David Dylus, the first author, was convinced that it was possible to bring our ideas to life, although he did not anticipate how much time and effort it would take (Figure 3). Even after he moved on to a new role in the pharmaceutical industry, he continued to work on Read2Tree after regular work hours. And when the COVID-19 pandemic hit, we had to face additional challenges, such as maintaining regular meetings and pushing the manuscript forward while not compromising on quality.

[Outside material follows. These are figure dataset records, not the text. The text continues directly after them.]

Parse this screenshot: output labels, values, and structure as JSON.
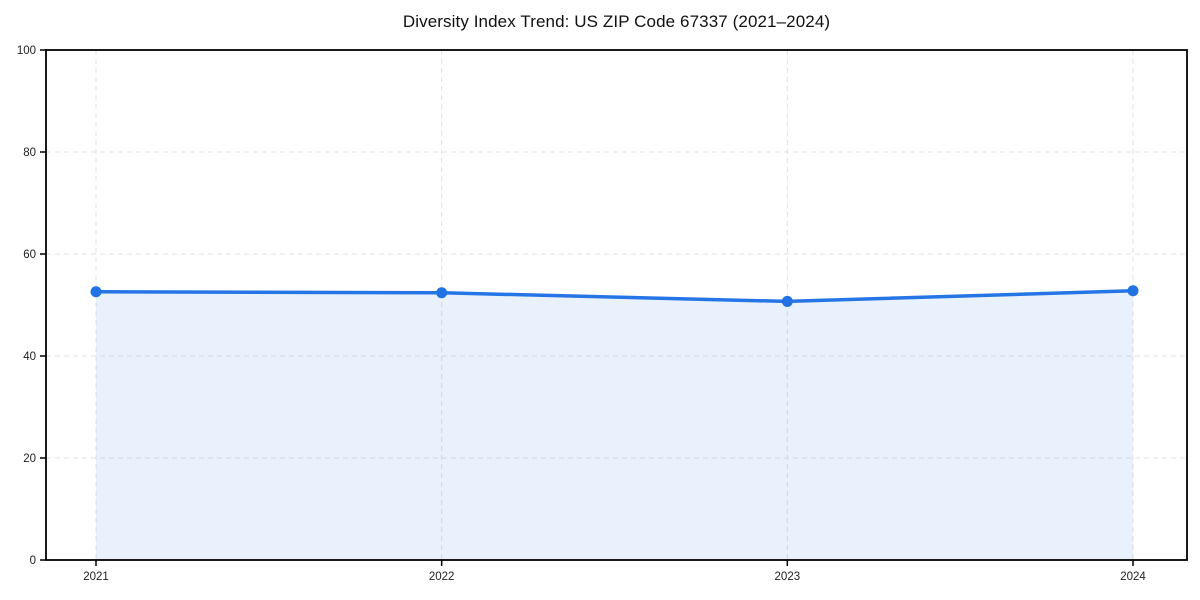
{
  "page": {
    "background": "#ffffff"
  },
  "chart_data": {
    "type": "area",
    "title": "Diversity Index Trend: US ZIP Code 67337 (2021–2024)",
    "categories": [
      "2021",
      "2022",
      "2023",
      "2024"
    ],
    "x": [
      2021,
      2022,
      2023,
      2024
    ],
    "series": [
      {
        "name": "Diversity Index",
        "values": [
          52.6,
          52.4,
          50.7,
          52.8
        ]
      }
    ],
    "xlabel": "",
    "ylabel": "",
    "ylim": [
      0,
      100
    ],
    "yticks": [
      0,
      20,
      40,
      60,
      80,
      100
    ],
    "grid": true,
    "grid_style": "dashed",
    "legend_position": "none",
    "marker": "circle",
    "colors": {
      "line": "#2575e6",
      "marker": "#2173e4",
      "fill": "rgba(37, 117, 230, 0.10)",
      "grid": "#e2e2e2",
      "spine": "#000000",
      "tick_text": "#222222",
      "title_text": "#111111",
      "background": "#ffffff"
    }
  }
}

We also faced technical issues, such as hard disk crashes and cluster updates that led to data loss, but David hang on.
Completing the paper was not an easy task, and one of the biggest challenges was organising and identifying all of the SRA data sets, including those related to yeast and COVID-19. Despite these challenges, we were able to bring the project to completion. It was a special joy to present the work at ISMB 2022, where Fritz and Christophe had the wonderful opportunity to meet in person, and we continued to discuss our work while enjoying good food and drinks by beautiful Mendota lake in Madison, Wisconsin.
In summary, nice food and lakeside views were instrumental in the making of Read2Tree.
Note this blog post was first published on the Nature Communities blog here.
Reference
Dylus, D., Altenhoff, A., Majidian, S. et al. Inference of phylogenetic trees directly from raw sequencing reads using Read2Tree. Nat Biotechnol (2023). doi:10.1038/s41587-023-01753-4.